Misconceptions about developing, managing, and maintaining a WebRTC service

What's something your current-self could tell your past-self before you started building a WebRTC service or platform?

WebRTC is a standard, but the 😈 is in the details 😅.


  • mark_at_daily
    mark_at_daily Community Manager, Dailynista admin

    As part of a former job, I built a video calling app on top of an infrastructure provider (I'll leave out the name to keep this friendly 😄). While we had lots of control around architecture and scalability, we also had to maintain and control the hard parts of running a video service. And, this was all while trying to build an app with a user experience and capabilities that was differentiated from Zoom and Webex. If I could do it all over again, I would opt to use an API provider simply to manage the infrastructure and scalability for me.

    So, yes, WebRTC is a standard and setting up a basic 1:1 peer-to-peer call is relatively easy, but there's a lot more to it than just the APIs.

  • ashley
    ashley Member, Daily Alumni

    Get ready for the amount of acronyms you'll be learning and relaying on a daily basis. :)

  • Tasha
    Tasha Community Manager, Dailynista admin

    re: @ashley's comment directly above.

    I've been thinking about all the acronyms that we encounter in WebRTC and beyond.

    I'm wondering how helpful an acronym glossary might be for the peerConnection community.

    ❓️Do you think it's helpful for developers who are working with WebRTC directly? Or is it something that you just get used to and don't really think about on a regular basis.

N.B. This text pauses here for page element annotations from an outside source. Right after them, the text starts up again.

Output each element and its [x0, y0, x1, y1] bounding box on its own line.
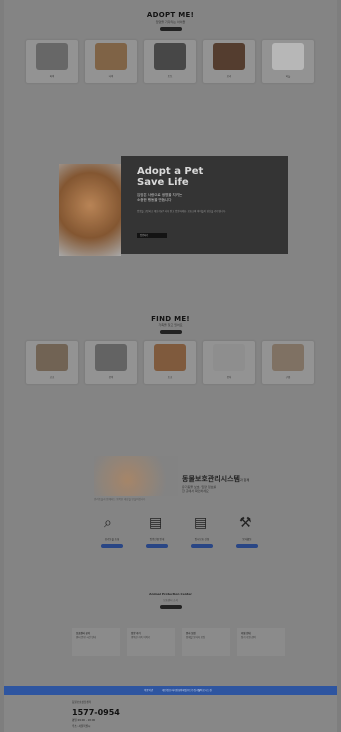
adopt-card[interactable]: 하늘 — [262, 40, 314, 83]
pet-photo — [36, 344, 68, 371]
footer-phone: 1577-0954 — [72, 708, 120, 717]
adopt-card[interactable]: 파비 — [26, 40, 78, 83]
news-more-button[interactable] — [159, 605, 182, 609]
news-box[interactable]: 후원 안내 정기 후원 참여 — [237, 628, 285, 656]
footer-link-bar: 이용약관 개인정보처리방침 이메일무단수집거부 찾아오시는길 — [4, 686, 337, 695]
service-item[interactable]: ⚒ 봉사활동 — [227, 515, 267, 555]
service-label: 봉사활동 — [242, 538, 252, 541]
adopt-subtitle: 입양을 기다리는 아이들 — [155, 20, 186, 24]
pet-name: 보리 — [226, 75, 232, 78]
hero-adopt-button[interactable]: 입양하기 — [137, 233, 167, 238]
pet-name: 하늘 — [285, 75, 291, 78]
news-box[interactable]: 입양 후기 행복한 가족 이야기 — [127, 628, 175, 656]
news-box[interactable]: 봉사 모집 함께할 봉사자 모집 — [182, 628, 230, 656]
document-icon: ▤ — [149, 515, 163, 531]
hero-small-text: 입양을 고민하고 계신가요? 사지 말고 입양하세요. 보호소의 아이들이 당신… — [137, 210, 226, 213]
news-box-body: 함께할 봉사자 모집 — [186, 635, 206, 639]
org-animals-image — [94, 456, 178, 496]
org-title-suffix: 과 함께 — [239, 478, 250, 482]
org-subtitle: 유기동물 보호, 입양 정보를 한 곳에서 확인하세요 — [182, 485, 216, 493]
pet-name: 파비 — [49, 75, 55, 78]
hero-dog-image — [59, 164, 121, 256]
org-title: 동물보호관리시스템과 함께 — [182, 474, 249, 484]
service-item[interactable]: ▤ 입양신청 안내 — [137, 515, 177, 555]
find-card[interactable]: 구름 — [262, 341, 314, 384]
service-item[interactable]: ⌕ 유기동물 조회 — [92, 515, 132, 555]
hero-panel: Adopt a Pet Save Life 입양은 사랑으로 생명을 지키는 소… — [121, 156, 288, 254]
search-icon: ⌕ — [104, 515, 112, 531]
pet-photo — [95, 43, 127, 70]
news-box[interactable]: 보호센터 공지 센터 운영 시간 안내 — [72, 628, 120, 656]
pet-name: 뭉치 — [226, 376, 232, 379]
service-button[interactable] — [191, 544, 213, 548]
pet-photo — [95, 344, 127, 371]
pet-photo — [154, 43, 186, 70]
pet-name: 코코 — [49, 376, 55, 379]
pet-name: 토토 — [167, 75, 173, 78]
footer-link[interactable]: 찾아오시는길 — [198, 688, 212, 692]
news-subtitle: 보호센터 소식 — [163, 599, 178, 602]
news-box-list: 보호센터 공지 센터 운영 시간 안내 입양 후기 행복한 가족 이야기 봉사 모집 함께… — [72, 628, 285, 656]
pet-name: 나비 — [108, 75, 114, 78]
footer-label: 동물보호상담센터 — [72, 701, 92, 704]
find-card[interactable]: 초코 — [144, 341, 196, 384]
news-box-body: 센터 운영 시간 안내 — [76, 635, 96, 639]
document-icon: ▤ — [194, 515, 208, 531]
find-card[interactable]: 코코 — [26, 341, 78, 384]
hero-heading: Adopt a Pet Save Life — [137, 166, 203, 188]
service-button[interactable] — [236, 544, 258, 548]
hero-text: 입양은 사랑으로 생명을 지키는 소중한 행동을 만듭니다 — [137, 193, 182, 203]
hero-heading-line2: Save Life — [137, 177, 189, 188]
service-button[interactable] — [146, 544, 168, 548]
pet-name: 구름 — [285, 376, 291, 379]
pet-photo — [213, 43, 245, 70]
footer-link[interactable]: 개인정보처리방침 — [162, 688, 180, 692]
adopt-title: ADOPT ME! — [146, 11, 195, 19]
adopt-more-button[interactable] — [159, 27, 182, 31]
service-label: 입양신청 안내 — [149, 538, 165, 541]
find-subtitle: 가족을 찾고 있어요 — [158, 323, 183, 327]
adopt-card[interactable]: 보리 — [203, 40, 255, 83]
page: ADOPT ME! 입양을 기다리는 아이들 파비 나비 토토 보리 하늘 Adopt … — [4, 0, 337, 732]
adopt-card[interactable]: 나비 — [85, 40, 137, 83]
pet-name: 초코 — [167, 376, 173, 379]
footer-address: 주소: 서울특별시 — [72, 725, 91, 728]
pet-name: 콩이 — [108, 376, 114, 379]
org-title-text: 동물보호관리시스템 — [182, 475, 240, 483]
footer-link[interactable]: 이용약관 — [144, 688, 153, 692]
adopt-card[interactable]: 토토 — [144, 40, 196, 83]
footer-hours: 평일 09:00 - 18:00 — [72, 719, 96, 722]
find-card[interactable]: 콩이 — [85, 341, 137, 384]
find-card-list: 코코 콩이 초코 뭉치 구름 — [26, 341, 314, 384]
pet-photo — [272, 43, 304, 70]
news-title: Animal Protection Center — [149, 592, 192, 596]
find-more-button[interactable] — [159, 330, 182, 334]
find-card[interactable]: 뭉치 — [203, 341, 255, 384]
pet-photo — [272, 344, 304, 371]
footer: 동물보호상담센터 1577-0954 평일 09:00 - 18:00 주소: … — [4, 695, 337, 732]
adopt-card-list: 파비 나비 토토 보리 하늘 — [26, 40, 314, 83]
hero-banner: Adopt a Pet Save Life 입양은 사랑으로 생명을 지키는 소… — [59, 156, 288, 256]
find-title: FIND ME! — [151, 315, 190, 323]
org-subtitle-line2: 한 곳에서 확인하세요 — [182, 489, 209, 493]
pet-photo — [36, 43, 68, 70]
news-box-body: 행복한 가족 이야기 — [131, 635, 151, 639]
pet-photo — [213, 344, 245, 371]
hammer-icon: ⚒ — [239, 515, 252, 531]
hero-heading-line1: Adopt a Pet — [137, 166, 204, 177]
pet-photo — [154, 344, 186, 371]
news-box-body: 정기 후원 참여 — [241, 635, 256, 639]
service-item[interactable]: ▤ 임시보호 신청 — [182, 515, 222, 555]
service-label: 유기동물 조회 — [104, 538, 120, 541]
service-button[interactable] — [101, 544, 123, 548]
hero-text-line2: 소중한 행동을 만듭니다 — [137, 198, 172, 202]
service-label: 임시보호 신청 — [194, 538, 210, 541]
org-line: 반려동물과 함께하는 행복한 세상을 만들어갑니다 — [94, 498, 146, 501]
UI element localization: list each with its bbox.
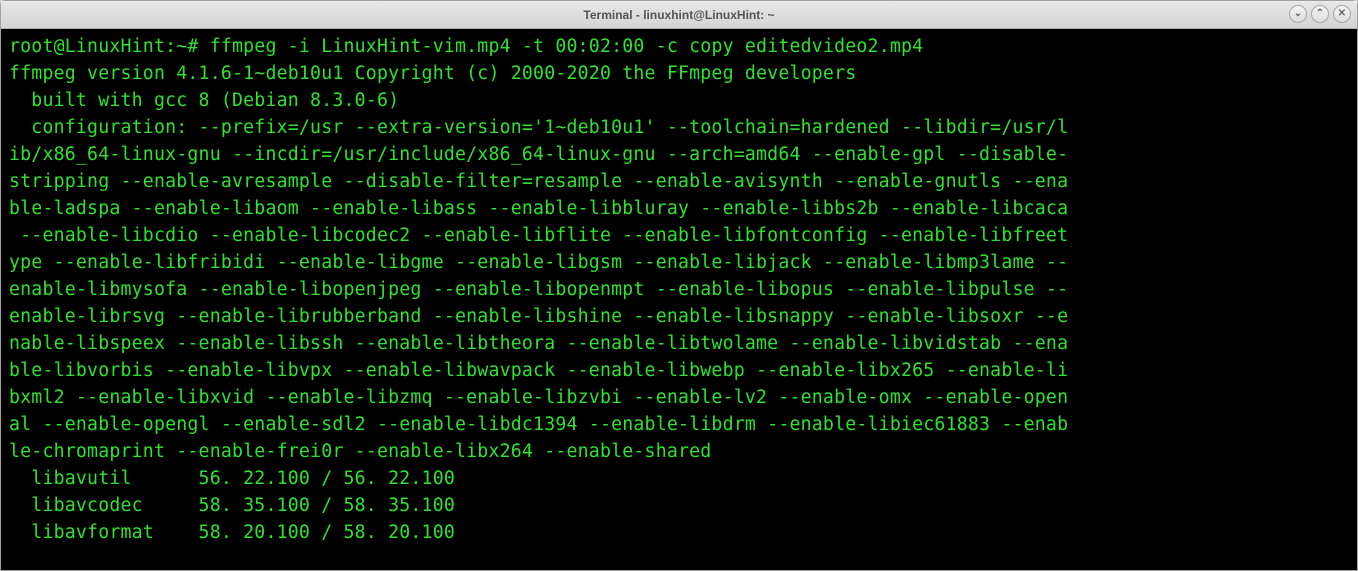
terminal-viewport[interactable]: root@LinuxHint:~# ffmpeg -i LinuxHint-vi…: [1, 29, 1357, 570]
output-line: ble-ladspa --enable-libaom --enable-liba…: [9, 198, 1068, 219]
output-line: libavformat 58. 20.100 / 58. 20.100: [9, 522, 455, 543]
output-line: --enable-libcdio --enable-libcodec2 --en…: [9, 225, 1068, 246]
output-line: enable-libmysofa --enable-libopenjpeg --…: [9, 279, 1068, 300]
output-line: ib/x86_64-linux-gnu --incdir=/usr/includ…: [9, 144, 1068, 165]
shell-prompt: root@LinuxHint:~#: [9, 36, 210, 57]
output-line: al --enable-opengl --enable-sdl2 --enabl…: [9, 414, 1068, 435]
output-line: built with gcc 8 (Debian 8.3.0-6): [9, 90, 399, 111]
output-line: ffmpeg version 4.1.6-1~deb10u1 Copyright…: [9, 63, 856, 84]
output-line: bxml2 --enable-libxvid --enable-libzmq -…: [9, 387, 1068, 408]
terminal-window: Terminal - linuxhint@LinuxHint: ~ ⌄ ⌃ ✕ …: [0, 0, 1358, 571]
output-line: libavcodec 58. 35.100 / 58. 35.100: [9, 495, 455, 516]
close-button[interactable]: ✕: [1333, 5, 1351, 23]
maximize-button[interactable]: ⌃: [1311, 5, 1329, 23]
output-line: ble-libvorbis --enable-libvpx --enable-l…: [9, 360, 1068, 381]
minimize-button[interactable]: ⌄: [1289, 5, 1307, 23]
window-controls: ⌄ ⌃ ✕: [1289, 5, 1351, 23]
output-line: libavutil 56. 22.100 / 56. 22.100: [9, 468, 455, 489]
command-line: ffmpeg -i LinuxHint-vim.mp4 -t 00:02:00 …: [210, 36, 924, 57]
output-line: nable-libspeex --enable-libssh --enable-…: [9, 333, 1068, 354]
output-line: stripping --enable-avresample --disable-…: [9, 171, 1068, 192]
output-line: le-chromaprint --enable-frei0r --enable-…: [9, 441, 711, 462]
output-line: enable-librsvg --enable-librubberband --…: [9, 306, 1068, 327]
output-line: ype --enable-libfribidi --enable-libgme …: [9, 252, 1068, 273]
window-title: Terminal - linuxhint@LinuxHint: ~: [583, 8, 774, 22]
output-line: configuration: --prefix=/usr --extra-ver…: [9, 117, 1068, 138]
titlebar[interactable]: Terminal - linuxhint@LinuxHint: ~ ⌄ ⌃ ✕: [1, 1, 1357, 29]
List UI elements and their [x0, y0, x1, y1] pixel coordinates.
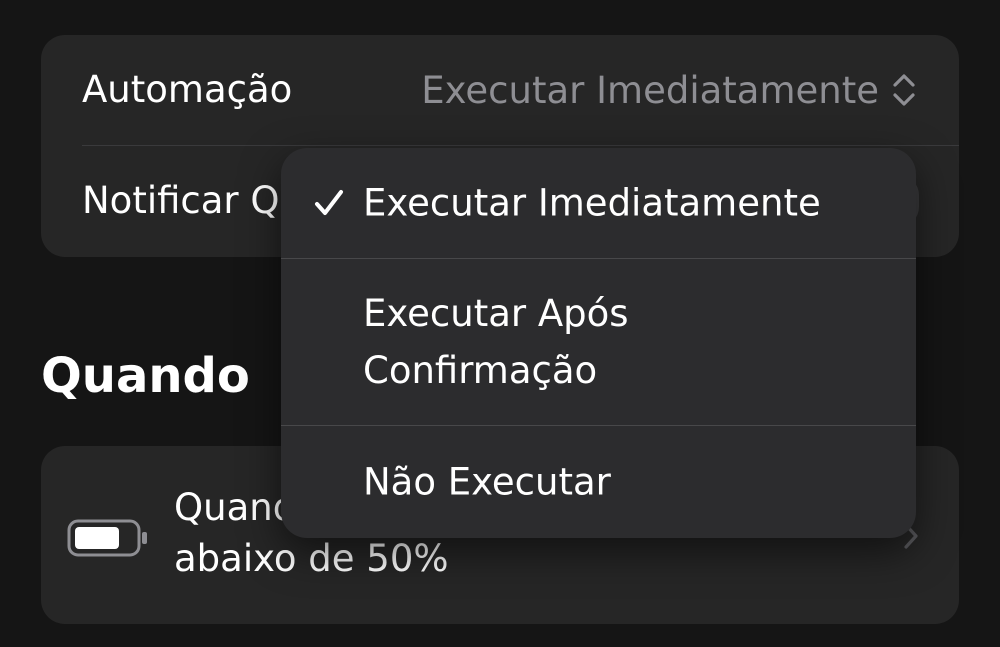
trigger-line-2: abaixo de 50% — [174, 537, 449, 580]
menu-item-run-immediately[interactable]: Executar Imediatamente — [281, 148, 916, 258]
menu-item-label: Executar Após Confirmação — [363, 292, 629, 392]
menu-item-do-not-run[interactable]: Não Executar — [281, 426, 916, 538]
checkmark-icon — [315, 190, 343, 215]
battery-icon — [67, 519, 147, 557]
automation-popup-button[interactable]: Executar Imediatamente — [421, 35, 917, 145]
notify-label: Notificar Q — [82, 179, 280, 222]
menu-item-label: Executar Imediatamente — [363, 181, 821, 225]
chevron-up-down-icon — [893, 74, 915, 106]
automation-row[interactable]: Automação Executar Imediatamente — [41, 35, 959, 145]
automation-label: Automação — [82, 68, 293, 111]
section-title: Quando — [41, 348, 250, 404]
automation-options-menu: Executar Imediatamente Executar Após Con… — [281, 148, 916, 538]
menu-item-run-after-confirmation[interactable]: Executar Após Confirmação — [281, 259, 916, 425]
menu-item-label: Não Executar — [363, 460, 611, 504]
automation-settings-screen: Automação Executar Imediatamente Notific… — [0, 0, 1000, 647]
automation-value: Executar Imediatamente — [421, 68, 879, 112]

    ❓️ Would it be helpful for developers who are adding live video to a site but not necessarily working directly with WebRTC? Or is it not necessary if you are working at a higher level?

  • ashley
    ashley Member, Daily Alumni

    I think we get used to them when working with them on a regular basis, but I also think there are a lot of acronyms that cover the entire video dev community and just because you're really heads-down on one part of the stack doesn't mean you'll be as familiar with another part. So I can see it being helpful all-around even to engineers experienced in this area of streaming media and VERY helpful to developers in general and not working direct.